The color ramp I used represents lower elevation with a greener shade and moves to yellow then a pinkish with higher elevations. I chose it because I believe it easily represents the difference in elevations.
· You also Generated slope and aspect of the DSM.
o How might these forms of value added data analysis prove useful to various applied situations?
These are useful for people who are concerned with ground movement and strength, either for erosion data collection or ground surveying. This is represented in figures 3 and 4.
Figure 3
Figure 4
Part 3 (Conclusions):
· Summarize what makes UAS data useful as a tool to the cartographer and GIS user
UAS data is useful because not only is it fairly accurate, but it is very fast and easy to capture the data. For a cartographer and GiS user it is useful because it saves time and money, for the most part, and is easily compatible with GIS, allowing an easier process for the users. 
· What limitations does the data have? What should the user know about the data when working with it.
Data has many forms of limitation.
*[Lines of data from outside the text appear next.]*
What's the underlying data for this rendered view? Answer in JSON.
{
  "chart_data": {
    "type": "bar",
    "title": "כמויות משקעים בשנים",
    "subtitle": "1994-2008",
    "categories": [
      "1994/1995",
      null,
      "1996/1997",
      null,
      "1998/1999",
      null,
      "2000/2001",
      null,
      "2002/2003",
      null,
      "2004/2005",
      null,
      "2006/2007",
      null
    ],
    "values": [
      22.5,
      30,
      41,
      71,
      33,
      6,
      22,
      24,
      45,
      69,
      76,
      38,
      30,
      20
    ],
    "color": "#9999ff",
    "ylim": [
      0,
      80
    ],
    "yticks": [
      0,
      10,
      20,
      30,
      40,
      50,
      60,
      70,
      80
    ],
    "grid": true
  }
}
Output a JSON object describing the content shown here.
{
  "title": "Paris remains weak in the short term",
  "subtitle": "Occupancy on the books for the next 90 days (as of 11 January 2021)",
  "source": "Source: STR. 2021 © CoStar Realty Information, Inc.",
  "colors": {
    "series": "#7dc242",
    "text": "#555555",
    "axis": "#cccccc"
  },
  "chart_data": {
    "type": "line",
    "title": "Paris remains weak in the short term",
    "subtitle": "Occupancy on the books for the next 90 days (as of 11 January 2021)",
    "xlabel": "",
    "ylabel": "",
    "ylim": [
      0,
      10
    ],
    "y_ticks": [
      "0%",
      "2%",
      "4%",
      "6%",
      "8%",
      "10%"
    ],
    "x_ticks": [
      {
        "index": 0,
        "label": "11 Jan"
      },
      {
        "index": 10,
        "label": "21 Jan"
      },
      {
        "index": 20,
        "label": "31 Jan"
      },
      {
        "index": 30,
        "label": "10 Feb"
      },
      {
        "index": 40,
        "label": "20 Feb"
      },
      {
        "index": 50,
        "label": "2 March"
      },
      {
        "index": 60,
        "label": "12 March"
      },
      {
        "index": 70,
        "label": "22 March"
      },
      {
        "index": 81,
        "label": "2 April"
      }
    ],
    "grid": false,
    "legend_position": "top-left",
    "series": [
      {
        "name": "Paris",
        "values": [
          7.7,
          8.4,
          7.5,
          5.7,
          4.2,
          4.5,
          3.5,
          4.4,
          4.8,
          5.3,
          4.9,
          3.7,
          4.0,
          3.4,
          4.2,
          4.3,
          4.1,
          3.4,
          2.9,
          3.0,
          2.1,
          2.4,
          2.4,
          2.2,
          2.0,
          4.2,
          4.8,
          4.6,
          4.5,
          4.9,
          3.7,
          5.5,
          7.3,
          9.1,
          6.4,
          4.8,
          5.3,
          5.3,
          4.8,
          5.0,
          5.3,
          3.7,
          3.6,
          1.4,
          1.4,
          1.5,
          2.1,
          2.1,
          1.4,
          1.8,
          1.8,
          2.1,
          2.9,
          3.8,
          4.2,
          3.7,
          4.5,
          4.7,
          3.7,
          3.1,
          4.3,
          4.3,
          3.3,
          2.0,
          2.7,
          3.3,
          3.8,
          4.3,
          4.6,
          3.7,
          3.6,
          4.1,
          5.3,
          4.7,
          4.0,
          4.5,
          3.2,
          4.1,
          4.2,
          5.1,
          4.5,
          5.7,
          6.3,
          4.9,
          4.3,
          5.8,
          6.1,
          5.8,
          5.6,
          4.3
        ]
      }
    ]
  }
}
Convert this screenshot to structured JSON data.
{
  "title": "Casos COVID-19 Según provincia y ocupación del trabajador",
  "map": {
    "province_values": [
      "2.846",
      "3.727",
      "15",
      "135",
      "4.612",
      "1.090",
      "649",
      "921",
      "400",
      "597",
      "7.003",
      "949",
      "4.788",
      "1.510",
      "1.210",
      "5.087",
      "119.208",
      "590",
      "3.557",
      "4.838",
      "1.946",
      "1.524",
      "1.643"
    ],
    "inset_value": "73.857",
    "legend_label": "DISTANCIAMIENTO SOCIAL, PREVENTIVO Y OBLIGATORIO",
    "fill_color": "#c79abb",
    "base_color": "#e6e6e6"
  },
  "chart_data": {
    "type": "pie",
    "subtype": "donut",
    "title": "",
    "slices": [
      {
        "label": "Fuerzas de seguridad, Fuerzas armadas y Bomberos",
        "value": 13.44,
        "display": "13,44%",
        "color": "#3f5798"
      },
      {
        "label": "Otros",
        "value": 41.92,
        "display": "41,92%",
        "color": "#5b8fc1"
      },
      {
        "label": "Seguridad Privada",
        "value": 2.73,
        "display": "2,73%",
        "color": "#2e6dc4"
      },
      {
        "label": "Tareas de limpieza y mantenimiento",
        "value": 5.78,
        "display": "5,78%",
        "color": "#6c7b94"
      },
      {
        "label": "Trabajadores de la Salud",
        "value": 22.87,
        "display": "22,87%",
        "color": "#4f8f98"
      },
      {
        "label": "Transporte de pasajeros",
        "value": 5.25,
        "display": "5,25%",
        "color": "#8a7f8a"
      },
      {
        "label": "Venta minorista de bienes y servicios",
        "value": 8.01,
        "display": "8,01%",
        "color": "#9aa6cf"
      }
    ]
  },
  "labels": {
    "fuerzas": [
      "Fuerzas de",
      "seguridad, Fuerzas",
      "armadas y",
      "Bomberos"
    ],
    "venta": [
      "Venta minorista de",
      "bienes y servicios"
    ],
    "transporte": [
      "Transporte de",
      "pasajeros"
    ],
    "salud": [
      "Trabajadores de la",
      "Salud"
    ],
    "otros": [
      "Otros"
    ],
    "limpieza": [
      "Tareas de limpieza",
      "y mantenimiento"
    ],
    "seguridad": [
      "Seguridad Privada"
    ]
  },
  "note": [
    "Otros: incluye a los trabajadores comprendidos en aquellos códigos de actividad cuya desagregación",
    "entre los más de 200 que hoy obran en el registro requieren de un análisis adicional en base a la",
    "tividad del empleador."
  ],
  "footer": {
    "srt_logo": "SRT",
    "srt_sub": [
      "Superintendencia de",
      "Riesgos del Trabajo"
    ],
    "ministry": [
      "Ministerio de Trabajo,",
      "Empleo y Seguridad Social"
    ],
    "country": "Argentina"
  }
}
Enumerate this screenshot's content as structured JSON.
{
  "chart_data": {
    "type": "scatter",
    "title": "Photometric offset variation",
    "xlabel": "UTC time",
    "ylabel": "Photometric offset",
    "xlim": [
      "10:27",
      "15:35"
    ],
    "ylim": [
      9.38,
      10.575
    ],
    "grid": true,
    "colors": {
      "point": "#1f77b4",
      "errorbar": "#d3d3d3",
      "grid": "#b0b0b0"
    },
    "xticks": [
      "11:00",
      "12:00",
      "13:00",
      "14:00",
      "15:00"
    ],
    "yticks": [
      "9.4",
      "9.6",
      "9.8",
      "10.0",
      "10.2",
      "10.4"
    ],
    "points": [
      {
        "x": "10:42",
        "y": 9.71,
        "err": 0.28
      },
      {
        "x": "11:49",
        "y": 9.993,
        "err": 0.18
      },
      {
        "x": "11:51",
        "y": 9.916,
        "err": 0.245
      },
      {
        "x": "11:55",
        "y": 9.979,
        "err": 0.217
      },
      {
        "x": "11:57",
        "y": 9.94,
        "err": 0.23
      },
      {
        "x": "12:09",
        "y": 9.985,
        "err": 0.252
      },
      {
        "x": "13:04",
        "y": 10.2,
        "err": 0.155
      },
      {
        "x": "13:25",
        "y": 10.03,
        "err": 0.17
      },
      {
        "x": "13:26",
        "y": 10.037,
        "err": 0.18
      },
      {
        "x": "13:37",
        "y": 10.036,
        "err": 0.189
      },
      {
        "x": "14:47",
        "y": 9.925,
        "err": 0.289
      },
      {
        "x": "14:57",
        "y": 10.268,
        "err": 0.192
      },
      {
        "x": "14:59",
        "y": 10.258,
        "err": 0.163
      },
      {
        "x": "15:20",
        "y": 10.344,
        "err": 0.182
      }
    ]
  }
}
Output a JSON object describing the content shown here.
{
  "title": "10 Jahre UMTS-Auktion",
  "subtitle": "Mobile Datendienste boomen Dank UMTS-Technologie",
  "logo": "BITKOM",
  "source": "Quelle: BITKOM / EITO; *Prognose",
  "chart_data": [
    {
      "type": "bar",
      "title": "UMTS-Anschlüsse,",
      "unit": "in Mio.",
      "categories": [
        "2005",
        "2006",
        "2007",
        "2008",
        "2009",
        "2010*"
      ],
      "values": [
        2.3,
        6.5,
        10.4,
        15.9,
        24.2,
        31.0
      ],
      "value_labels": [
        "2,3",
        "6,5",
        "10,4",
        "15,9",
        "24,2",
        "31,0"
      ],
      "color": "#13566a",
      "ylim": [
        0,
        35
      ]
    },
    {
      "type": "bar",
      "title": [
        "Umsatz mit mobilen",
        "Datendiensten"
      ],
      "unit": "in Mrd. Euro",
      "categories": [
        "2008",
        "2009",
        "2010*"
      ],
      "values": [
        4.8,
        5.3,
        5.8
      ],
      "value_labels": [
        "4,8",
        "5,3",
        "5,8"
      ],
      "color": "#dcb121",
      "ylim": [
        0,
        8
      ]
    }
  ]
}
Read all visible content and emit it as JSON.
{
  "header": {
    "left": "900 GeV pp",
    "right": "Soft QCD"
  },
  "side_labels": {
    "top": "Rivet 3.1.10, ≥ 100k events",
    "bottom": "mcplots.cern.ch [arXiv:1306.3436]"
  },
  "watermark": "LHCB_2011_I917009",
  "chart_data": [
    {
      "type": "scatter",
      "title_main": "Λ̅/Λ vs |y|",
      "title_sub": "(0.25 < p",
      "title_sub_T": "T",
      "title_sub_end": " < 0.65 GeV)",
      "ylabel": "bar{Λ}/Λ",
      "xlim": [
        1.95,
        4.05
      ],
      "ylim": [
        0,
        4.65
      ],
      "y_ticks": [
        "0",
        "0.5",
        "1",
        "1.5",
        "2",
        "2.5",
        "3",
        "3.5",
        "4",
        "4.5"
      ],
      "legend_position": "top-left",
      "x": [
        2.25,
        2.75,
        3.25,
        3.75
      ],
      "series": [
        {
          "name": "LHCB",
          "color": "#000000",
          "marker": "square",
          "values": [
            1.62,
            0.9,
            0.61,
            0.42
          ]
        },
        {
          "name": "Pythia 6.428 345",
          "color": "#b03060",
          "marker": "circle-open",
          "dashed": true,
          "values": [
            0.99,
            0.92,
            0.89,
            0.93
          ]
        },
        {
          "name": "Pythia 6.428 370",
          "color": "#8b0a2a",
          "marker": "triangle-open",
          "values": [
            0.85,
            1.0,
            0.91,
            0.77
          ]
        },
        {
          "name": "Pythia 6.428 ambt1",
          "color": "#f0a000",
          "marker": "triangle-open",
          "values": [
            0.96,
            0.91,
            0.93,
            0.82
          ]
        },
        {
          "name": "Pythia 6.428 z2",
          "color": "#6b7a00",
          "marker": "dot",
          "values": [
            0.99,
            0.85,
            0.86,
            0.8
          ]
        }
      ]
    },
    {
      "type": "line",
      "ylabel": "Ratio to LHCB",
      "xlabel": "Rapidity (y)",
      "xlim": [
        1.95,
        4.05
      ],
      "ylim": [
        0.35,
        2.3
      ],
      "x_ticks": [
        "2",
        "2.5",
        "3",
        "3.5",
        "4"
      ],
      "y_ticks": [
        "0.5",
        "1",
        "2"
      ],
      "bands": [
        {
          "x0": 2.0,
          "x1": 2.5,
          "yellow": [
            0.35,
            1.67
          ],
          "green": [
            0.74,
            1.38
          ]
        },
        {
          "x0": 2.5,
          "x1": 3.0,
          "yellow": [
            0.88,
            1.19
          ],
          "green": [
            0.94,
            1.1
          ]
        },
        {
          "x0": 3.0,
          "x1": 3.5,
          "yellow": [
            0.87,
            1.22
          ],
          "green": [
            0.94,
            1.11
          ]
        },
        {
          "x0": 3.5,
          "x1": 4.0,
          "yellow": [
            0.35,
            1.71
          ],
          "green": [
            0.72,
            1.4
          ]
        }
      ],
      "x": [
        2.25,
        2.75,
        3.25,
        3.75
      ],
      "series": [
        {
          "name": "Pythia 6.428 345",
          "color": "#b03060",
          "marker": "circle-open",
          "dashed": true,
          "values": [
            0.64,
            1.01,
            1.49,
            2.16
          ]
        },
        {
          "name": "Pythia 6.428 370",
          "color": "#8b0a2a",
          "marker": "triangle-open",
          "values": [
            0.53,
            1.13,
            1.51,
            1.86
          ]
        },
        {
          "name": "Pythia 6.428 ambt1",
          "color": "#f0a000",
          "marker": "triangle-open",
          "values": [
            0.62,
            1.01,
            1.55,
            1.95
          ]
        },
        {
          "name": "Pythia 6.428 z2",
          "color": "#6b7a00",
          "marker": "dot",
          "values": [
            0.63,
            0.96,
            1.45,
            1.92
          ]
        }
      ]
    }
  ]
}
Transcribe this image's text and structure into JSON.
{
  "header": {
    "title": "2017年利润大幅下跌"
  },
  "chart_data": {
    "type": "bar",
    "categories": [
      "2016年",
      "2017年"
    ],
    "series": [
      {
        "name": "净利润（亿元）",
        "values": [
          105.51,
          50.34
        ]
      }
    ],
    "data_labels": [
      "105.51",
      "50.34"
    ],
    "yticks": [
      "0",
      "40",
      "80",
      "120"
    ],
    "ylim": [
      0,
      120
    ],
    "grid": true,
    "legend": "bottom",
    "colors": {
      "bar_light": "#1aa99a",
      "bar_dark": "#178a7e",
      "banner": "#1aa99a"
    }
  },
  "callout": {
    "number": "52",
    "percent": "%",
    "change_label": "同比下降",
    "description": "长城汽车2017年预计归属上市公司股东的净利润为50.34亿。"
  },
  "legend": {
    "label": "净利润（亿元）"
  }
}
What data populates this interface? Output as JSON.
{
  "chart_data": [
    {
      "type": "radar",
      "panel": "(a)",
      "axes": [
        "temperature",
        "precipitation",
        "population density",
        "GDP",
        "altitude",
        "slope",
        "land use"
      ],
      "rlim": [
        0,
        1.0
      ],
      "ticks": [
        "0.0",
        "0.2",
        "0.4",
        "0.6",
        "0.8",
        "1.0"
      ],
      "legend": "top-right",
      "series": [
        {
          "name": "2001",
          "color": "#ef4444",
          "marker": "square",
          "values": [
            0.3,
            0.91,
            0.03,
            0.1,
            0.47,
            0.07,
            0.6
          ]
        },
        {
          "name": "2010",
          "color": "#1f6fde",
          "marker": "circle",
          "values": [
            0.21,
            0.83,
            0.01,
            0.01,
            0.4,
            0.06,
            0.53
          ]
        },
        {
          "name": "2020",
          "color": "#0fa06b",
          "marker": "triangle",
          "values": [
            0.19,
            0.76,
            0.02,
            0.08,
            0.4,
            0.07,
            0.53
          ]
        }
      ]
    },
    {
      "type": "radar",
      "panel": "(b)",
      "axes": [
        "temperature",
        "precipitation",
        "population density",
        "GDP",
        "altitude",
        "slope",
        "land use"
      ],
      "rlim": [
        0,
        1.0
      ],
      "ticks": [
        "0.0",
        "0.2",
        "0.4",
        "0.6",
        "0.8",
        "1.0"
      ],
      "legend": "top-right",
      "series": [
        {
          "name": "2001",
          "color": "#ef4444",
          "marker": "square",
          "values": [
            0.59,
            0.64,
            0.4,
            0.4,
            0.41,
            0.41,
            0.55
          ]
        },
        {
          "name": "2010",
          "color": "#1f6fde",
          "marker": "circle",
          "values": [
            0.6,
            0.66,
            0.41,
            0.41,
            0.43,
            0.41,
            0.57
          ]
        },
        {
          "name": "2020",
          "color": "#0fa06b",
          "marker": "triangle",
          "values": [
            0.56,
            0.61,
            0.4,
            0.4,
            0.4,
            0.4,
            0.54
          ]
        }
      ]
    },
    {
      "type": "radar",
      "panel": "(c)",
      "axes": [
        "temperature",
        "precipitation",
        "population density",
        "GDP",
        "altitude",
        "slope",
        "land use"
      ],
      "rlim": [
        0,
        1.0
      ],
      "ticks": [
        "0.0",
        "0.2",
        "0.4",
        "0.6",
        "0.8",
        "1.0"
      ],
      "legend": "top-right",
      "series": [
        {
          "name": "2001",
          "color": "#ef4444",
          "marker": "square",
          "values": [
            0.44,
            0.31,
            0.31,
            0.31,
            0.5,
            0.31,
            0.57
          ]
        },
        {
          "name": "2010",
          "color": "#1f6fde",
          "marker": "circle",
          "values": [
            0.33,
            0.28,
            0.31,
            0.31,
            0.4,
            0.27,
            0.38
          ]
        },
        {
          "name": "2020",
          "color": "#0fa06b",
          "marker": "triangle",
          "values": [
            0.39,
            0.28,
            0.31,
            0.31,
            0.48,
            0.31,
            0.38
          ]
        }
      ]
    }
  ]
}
The equipment used can have physical limitations or a limit to its capabilities. Also data is sensitive so if it is stored incorrectly or something happened to the transfer process, the data can become corrupted or you can just find out that it wasn’t collected properly.
· Speculate what other forms of data this data could be combined with to make it even more useful.
Other forms of data able to be combined with this data can be future changes to the land or its surroundings. Also the difference in seasons might change the data significantly. To get a better idea of the land itself, saturation levels could be determined and used to help with further planning.